Role allocation: Google as jointly responsible party
Google in the use of Google Analytics, according to DSK not acting as a processor.
DSK on this:
When using Google Analytics, the website operator does not solely determine the Purposes and means of data processing. These are rather partly given exclusively by Googleso that Google itself is responsible in this respect, and contractually accepted by the site operator. The processing when using Google Analytics represents a single life circumstance in which the various aspects of the processing only make sense as a whole. This has the consequence that the parties within a processing activity do not change their role as processor and/or controller can.

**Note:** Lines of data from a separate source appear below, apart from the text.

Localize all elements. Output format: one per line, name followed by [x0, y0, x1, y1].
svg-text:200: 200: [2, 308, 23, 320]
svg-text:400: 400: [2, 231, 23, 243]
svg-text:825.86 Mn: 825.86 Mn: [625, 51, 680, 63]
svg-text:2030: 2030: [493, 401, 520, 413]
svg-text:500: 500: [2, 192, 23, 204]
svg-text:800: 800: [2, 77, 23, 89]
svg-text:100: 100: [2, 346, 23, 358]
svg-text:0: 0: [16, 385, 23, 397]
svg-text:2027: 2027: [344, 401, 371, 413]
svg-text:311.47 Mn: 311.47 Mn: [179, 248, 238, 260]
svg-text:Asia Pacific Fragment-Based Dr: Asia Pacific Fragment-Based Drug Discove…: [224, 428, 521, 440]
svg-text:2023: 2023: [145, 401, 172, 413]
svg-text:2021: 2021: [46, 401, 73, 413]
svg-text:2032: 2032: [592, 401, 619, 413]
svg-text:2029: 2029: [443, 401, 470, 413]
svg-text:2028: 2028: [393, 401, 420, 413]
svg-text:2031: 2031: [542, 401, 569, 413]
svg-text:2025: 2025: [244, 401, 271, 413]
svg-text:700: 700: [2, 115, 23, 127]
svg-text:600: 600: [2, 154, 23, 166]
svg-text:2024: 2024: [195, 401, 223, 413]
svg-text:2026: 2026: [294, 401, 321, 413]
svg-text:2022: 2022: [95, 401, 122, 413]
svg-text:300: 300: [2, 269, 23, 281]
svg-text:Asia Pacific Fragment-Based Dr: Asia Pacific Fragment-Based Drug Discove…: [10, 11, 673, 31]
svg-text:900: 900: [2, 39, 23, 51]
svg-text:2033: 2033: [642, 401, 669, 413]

Here, too, the DPA disagrees with Google, according to which Google acts as processor for certain processing operations and as controller for others (on the latter, cf. the Shared Data Under Measurement Controller-Controller Data Protection Terms of Google). Rather, Google and the website operator were jointly responsible in the sense of Art. 26 DSGVO.
Legal basis: Consent
Since Google Analytics is not necessary for the contract, Article 6 (1) (b) of the GDPR is not a legal basis. Article 6 (1) (f) DSGVO (legitimate interest) also does not apply “as a rule”:
In view of the specific data processing steps involved in the use of Google Analytics, the interests, fundamental rights and freedoms of users regularly outweigh the interests of website operators. In particular the user does not reasonably expect that his personal data will be passed on to third parties and comprehensively evaluated with the aim of creating personal advertising and linking it with the personal data obtained from other contexts. This goes far beyond thatwhich is permissible within the scope of Art. 6 (1) f) DS-GVO. In this respect, the situation differs significantly from the case of a statistics function on one’s own website or by means of commissioned processing.
Therefore, as a rule, only consent remains:
As a result, a lawful use of Google Analytics is generally only possible on the basis of an effective consent of the website visitors pursuant to Art. 6 (1) a), Art. 7 DS-GVO.
Obtaining consent
Consent to the processing of personal data by Google Analytics is subject to the usual requirements. In this regard, the DSK states, among other things, that
- in the Declaration of consent to be clearly and unambiguously described must, that the processing is essentially carried out by Google, that the data is not anonymous, what data is processed and that Google uses it for “any of its own purposes such as profiling” as well as “links it to other data such as any GoogleAccounts”. Google must be explicitly listed as a recipient of the data;
- Users Active only can consent (e.g. clicking a button);
- no data may be collected or elements reloaded from Google websites prior to consent;
- the consent only voluntary is when the person concerned has options and a free choice. They must also be able to refuse consent without suffering any disadvantages as a result. The coupling with a service could lead to the consent not being voluntary.
In addition, a Possibility of objection for example by including a corresponding button. It is not sufficient to simply make reference to the Google Opt Out Add-On, inter alia, because this revocation is not as simple as giving consent.
Other requirements
Further, the privacy policy must explain the processing by Google Analytics, and users “should” have the Shortening of the IP address by Google Activate.